Vanitas godeva assai dell’esperimento riuscito. Sora non si era mai sentito tanto in imbarazzo in vita sua. Per la prima volta sentì di volersi nascondere, troppo umiliato per restare lì. Quando cercò di rialzarsi però, Vanitas lo bloccò prendendogli il braccio.
«POSSO SAPERE CHE VUOI DA ME?» Sora era colmo di rabbia. Non si sarebbe più fatto coinvolgere da quel mostro diabolico.
Vanitas non mutò espressione. Gli occhi ambrati lo fissavano con intensità. «Sei sicuro di volerlo sapere?»
Sora sentì che mai aveva parlato con tale determinazione: «Sì, certo che voglio saperlo!»
L’altro gli si avvicinò ancora e lo baciò nuovamente. Stavolta un bacio calmo che riempiva non solo la passione ma anche il cuore. Stavolta però fu Sora a staccarsi.
«No. Non voglio essere preso ancora in giro.»
«Non ti sto prendendo in giro.»
«E come posso crederti? Fai sempre così!» E con ancora la rabbia nelle vene, si liberò furente dalla presa.
Vanitas mise le mani in tasca e fissò il mare. Sora, nonostante la collera, notò che stava avendo lo stesso sguardo triste di prima.
«Hai ragione.»
Hai ragione? Tutto qui? Solo un maledettissimo hai ragione?
«Vorrà dire che ritenterò.» Sorrise voltandogli le spalle. «Alla prossima.»

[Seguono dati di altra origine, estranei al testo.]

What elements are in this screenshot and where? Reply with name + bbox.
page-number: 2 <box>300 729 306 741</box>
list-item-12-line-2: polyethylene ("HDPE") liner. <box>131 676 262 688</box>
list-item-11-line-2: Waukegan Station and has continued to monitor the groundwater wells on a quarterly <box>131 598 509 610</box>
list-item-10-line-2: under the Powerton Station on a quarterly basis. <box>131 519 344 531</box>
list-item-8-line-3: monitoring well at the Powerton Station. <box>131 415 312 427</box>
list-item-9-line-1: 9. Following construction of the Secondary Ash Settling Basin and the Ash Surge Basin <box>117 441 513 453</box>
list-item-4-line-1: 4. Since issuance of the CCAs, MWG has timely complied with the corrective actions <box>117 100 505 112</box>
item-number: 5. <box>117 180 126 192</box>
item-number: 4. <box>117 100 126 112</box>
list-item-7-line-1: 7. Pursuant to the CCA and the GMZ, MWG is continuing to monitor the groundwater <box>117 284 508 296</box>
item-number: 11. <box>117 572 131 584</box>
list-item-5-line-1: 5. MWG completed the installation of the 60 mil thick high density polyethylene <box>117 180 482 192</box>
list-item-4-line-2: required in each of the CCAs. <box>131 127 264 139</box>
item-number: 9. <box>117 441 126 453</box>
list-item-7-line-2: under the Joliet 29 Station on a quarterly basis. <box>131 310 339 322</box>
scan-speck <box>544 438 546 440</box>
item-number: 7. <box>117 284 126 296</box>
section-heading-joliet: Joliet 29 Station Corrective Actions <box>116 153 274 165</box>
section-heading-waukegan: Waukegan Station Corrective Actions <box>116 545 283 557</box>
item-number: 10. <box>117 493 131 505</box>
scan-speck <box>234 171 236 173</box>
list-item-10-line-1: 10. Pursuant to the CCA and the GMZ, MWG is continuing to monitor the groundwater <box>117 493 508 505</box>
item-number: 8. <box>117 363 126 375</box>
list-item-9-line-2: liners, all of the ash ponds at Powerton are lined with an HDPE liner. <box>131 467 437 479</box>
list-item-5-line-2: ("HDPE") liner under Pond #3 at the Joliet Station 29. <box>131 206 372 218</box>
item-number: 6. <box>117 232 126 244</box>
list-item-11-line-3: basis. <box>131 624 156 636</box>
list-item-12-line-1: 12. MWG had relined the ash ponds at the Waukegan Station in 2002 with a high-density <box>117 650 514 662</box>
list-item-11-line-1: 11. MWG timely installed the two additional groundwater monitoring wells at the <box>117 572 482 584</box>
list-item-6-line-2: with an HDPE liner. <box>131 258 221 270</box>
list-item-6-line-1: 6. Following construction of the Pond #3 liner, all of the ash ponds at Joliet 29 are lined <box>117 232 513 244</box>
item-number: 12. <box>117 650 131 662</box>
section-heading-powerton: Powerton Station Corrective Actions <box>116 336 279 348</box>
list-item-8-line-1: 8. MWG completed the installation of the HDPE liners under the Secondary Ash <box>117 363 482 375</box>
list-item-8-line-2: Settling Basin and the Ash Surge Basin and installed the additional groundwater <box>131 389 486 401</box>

Sora rimase immobile sulla spiaggia per un tempo indefinito. Ripensò a quell’ultimo bacio, nettamente differente dalla passione beffarda che gli aveva fatto assaggiare. I pensieri e i dubbi che gli aveva lasciato erano tattili, tanto che non riuscì a togliersi il desiderio di continuare ad averli. Pensò a Vanitas e, imbarazzato, sperò di rivederlo presto.


______
Note dell'autrice.
Whohooo, ho scritto ancora su Sora e Vanitas! Iddio se mi piacciono questi due. Ho sempre più paura di non restituitre più Sora a Riku... Poraccio. xD Spero che sia stata di vostro gradimento, alla prossima!